Cody Mattern

Personal information
- Born: February 23, 1981 (age 45) Reno, Nevada, United States

Sport
- Country: United States
- Sport: Fencing
- Event: Men's epee

Achievements and titles
- World finals: 2010 World Fencing Championships 2012 World Fencing Championships
- National finals: 1998 Junior Men's Épée 1999 Junior Men's Epee 2001 Division 1A Men's Épée 2001 Division 1 Men's Épée

Medal record
Representing United States
World Championships
| Gold medal – first place | 2012 Kiev | Team épée |
| Silver medal – second place | 2010 Paris | Team épée |
Pan American Games
| Gold medal – first place | 2011 Guadalajara | Team épée |

= Cody Mattern =

American fencer

Cody Mattern (born February 23, 1981) is an American fencer. He competed in the individual and team épée events at the 2004 Summer Olympics. He coached at the Northwest Fencing Center, in Beaverton, Oregon.

==Fencing==
He started fencing at Northwest Fencing Center, in 1996. In 1998 and 1999, he won the Junior National Championships.

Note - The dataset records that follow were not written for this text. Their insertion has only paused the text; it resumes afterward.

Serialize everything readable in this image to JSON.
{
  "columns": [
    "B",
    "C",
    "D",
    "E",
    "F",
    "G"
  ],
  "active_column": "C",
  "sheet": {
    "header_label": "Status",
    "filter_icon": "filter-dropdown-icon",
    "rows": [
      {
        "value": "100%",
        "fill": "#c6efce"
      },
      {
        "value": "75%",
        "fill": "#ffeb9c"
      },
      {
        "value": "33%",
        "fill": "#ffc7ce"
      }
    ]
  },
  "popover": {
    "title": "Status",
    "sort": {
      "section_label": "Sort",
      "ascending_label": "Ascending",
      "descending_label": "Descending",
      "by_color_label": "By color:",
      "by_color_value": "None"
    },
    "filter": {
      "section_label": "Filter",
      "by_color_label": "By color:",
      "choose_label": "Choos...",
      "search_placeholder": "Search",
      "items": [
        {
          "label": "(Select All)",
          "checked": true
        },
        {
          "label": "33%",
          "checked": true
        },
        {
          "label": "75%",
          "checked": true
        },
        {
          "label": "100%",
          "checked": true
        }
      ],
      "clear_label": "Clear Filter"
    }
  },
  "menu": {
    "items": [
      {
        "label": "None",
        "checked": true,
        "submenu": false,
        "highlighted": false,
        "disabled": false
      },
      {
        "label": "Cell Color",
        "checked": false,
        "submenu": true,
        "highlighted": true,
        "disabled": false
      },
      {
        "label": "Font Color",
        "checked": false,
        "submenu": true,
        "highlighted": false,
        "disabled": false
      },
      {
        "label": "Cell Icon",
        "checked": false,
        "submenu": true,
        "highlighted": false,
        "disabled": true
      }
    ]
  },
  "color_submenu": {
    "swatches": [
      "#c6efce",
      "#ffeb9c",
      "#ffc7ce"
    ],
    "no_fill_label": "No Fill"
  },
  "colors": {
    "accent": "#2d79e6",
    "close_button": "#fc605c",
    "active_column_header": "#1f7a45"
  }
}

In 2001 he won Division 1A, and Division 1 National Championships. He won the silver at a World Cup Grand Prix. He was an Olympic épée fencer at the 2004 Summer Olympics.
Cody was on the men's Épée team that rolled in at second place at the 2010 World Fencing Championships, in Paris. He also fenced at the 2012 World Fencing Championships Kiev, winning the Gold in men's Team Épée.